Turkish officials, speaking on condition of anonymity because of diplomatic sensitivities, said that the U.S. has not explained how the force can be effective on the ground in Syria. One official said the hope was that once the training began, the Obama administration would be forced to lay out a strategy.
Syrian rebels currently fighting in Syria are also skeptical. Officials with the Free Syrian Army, now the main Western-backed fighting force in Syria, said that the training is proceeding without adequate coordination.
Osama Abu Zayd, a legal counselor and adviser to the FSA, said there has been limited consultation so far, though some FSA representatives were recently briefed by U.S. officials on the content of the training. U.S. officials said they are working with individuals within the FSA, not the organization as a whole.
"We have a lot of questions about this training," said Zayd. "There is a lack of direct cooperation."
U.S. officials, speaking on condition of anonymity because of the sensitivity of the issue, said that the team under Lt. Gen. Michael Nagata in charge of choosing the rebels for training is looking at individuals rather than whole existing brigades — with a preference to adding fighters to the battlefield rather than taking people off it to boost their capabilities. The tactic reflects a sense among U.S. policy makers that the FSA has been ineffective and unreliable. The vetting team has been combing Syrian defectors currently in refugee camps for new recruits.
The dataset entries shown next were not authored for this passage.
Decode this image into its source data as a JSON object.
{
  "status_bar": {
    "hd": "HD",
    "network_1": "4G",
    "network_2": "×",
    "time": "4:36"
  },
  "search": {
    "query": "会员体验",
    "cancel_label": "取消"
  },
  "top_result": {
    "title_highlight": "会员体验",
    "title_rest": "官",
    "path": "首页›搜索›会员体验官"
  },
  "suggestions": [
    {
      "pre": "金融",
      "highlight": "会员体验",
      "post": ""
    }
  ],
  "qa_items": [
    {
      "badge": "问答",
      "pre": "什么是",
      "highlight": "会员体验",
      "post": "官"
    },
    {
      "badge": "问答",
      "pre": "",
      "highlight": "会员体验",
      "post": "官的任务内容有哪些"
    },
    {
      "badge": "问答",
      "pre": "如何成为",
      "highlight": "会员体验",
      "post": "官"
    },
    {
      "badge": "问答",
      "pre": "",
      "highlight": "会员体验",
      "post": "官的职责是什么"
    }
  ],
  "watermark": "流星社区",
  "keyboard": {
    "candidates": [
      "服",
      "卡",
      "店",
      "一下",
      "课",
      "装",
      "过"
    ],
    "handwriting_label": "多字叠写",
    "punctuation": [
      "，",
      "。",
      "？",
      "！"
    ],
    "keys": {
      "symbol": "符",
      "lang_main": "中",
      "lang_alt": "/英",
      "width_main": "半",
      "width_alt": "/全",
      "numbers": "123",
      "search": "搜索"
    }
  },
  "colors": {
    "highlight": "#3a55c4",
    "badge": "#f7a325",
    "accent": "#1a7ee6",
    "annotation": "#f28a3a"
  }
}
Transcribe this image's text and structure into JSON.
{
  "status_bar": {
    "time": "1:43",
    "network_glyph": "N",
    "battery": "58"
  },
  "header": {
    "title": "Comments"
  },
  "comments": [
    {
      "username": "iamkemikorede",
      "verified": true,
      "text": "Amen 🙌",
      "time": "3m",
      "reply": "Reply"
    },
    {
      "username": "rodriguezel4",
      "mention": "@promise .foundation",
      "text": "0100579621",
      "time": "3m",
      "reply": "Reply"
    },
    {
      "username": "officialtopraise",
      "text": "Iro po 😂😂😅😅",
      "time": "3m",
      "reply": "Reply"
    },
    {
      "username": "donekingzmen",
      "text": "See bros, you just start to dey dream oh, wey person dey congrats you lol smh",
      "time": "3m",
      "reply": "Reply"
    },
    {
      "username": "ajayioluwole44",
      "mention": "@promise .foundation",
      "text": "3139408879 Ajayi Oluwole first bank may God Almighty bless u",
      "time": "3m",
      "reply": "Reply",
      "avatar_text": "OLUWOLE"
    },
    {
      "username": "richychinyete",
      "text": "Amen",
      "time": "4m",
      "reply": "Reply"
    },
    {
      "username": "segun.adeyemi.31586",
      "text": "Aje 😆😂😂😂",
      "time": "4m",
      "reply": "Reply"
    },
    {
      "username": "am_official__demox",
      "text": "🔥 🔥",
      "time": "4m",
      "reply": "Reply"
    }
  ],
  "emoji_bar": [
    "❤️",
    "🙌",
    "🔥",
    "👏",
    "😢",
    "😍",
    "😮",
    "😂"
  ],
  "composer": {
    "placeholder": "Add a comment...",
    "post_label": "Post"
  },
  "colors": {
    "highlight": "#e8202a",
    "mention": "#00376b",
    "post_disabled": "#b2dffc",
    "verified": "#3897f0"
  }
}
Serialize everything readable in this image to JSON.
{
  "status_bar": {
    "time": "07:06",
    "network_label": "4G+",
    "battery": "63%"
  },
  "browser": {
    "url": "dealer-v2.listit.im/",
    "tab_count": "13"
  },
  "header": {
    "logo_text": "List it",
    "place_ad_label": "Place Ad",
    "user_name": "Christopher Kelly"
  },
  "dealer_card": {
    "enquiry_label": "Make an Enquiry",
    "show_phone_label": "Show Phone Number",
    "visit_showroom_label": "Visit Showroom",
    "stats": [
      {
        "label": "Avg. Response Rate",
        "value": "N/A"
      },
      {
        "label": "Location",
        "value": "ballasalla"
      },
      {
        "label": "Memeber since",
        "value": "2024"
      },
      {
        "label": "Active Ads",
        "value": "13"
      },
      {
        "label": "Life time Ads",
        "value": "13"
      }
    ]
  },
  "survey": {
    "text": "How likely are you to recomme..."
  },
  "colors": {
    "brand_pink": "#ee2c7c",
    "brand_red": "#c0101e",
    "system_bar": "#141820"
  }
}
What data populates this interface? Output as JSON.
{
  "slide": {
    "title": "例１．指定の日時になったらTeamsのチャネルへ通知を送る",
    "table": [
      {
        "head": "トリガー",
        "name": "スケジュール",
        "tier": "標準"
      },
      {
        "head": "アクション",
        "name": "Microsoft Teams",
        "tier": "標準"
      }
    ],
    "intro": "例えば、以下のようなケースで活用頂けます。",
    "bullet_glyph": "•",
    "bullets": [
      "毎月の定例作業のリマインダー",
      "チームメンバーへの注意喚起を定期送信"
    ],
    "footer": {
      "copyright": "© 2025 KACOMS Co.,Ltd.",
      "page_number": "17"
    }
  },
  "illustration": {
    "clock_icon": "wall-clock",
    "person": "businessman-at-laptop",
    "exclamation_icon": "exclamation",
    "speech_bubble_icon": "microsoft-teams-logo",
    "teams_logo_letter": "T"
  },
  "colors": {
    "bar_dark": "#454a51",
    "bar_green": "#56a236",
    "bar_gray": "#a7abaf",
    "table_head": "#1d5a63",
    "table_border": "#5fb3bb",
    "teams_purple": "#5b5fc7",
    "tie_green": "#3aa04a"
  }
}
Zayd said that it will be hard to find hundreds of recruits who are not already with brigades, especially among those who have been sitting out the fight for their homeland.
FSA and Turkish officials have particular doubts about the chances of newly trained rebels to survive in Syria unless the U.S. provides protection. So far the U.S. has refused a Turkish proposal for enforcing safe areas and a no-fly zone in Syria. Without that, Turkish officials say, the recruits will be targeted from all sides, just as other U.S.-backed rebels have been.
In an indication of the challenges, the Hazzm Movement, once the most prominent CIA-backed group fighting in Syria, disbanded early last month after being overrun by Nusra. Some of the U.S. trained fighters ultimately joined Nusra, which also seized advanced anti-tank weapons provided by the CIA. A former adviser to Hazzm, who demanded anonymity because of fears his family in Syria could be targeted by Nusra, said the story should be a warning for the current U.S.-backed recruits.
After receiving the U.S. weapons, he said that Hazzm quickly became identified as a CIA-backed group. When U.S. President Barack Obama announced the U.S. air campaign in Syria in September and U.S. planes hit Nusra targets, Nusra in turn attacked Hazzm. Despite pleas for more support and weapons, the CIA's deliveries were sporadic and allies on the ground backed away because they saw Nusra coming.
"Hazzm found itself alone," the adviser said.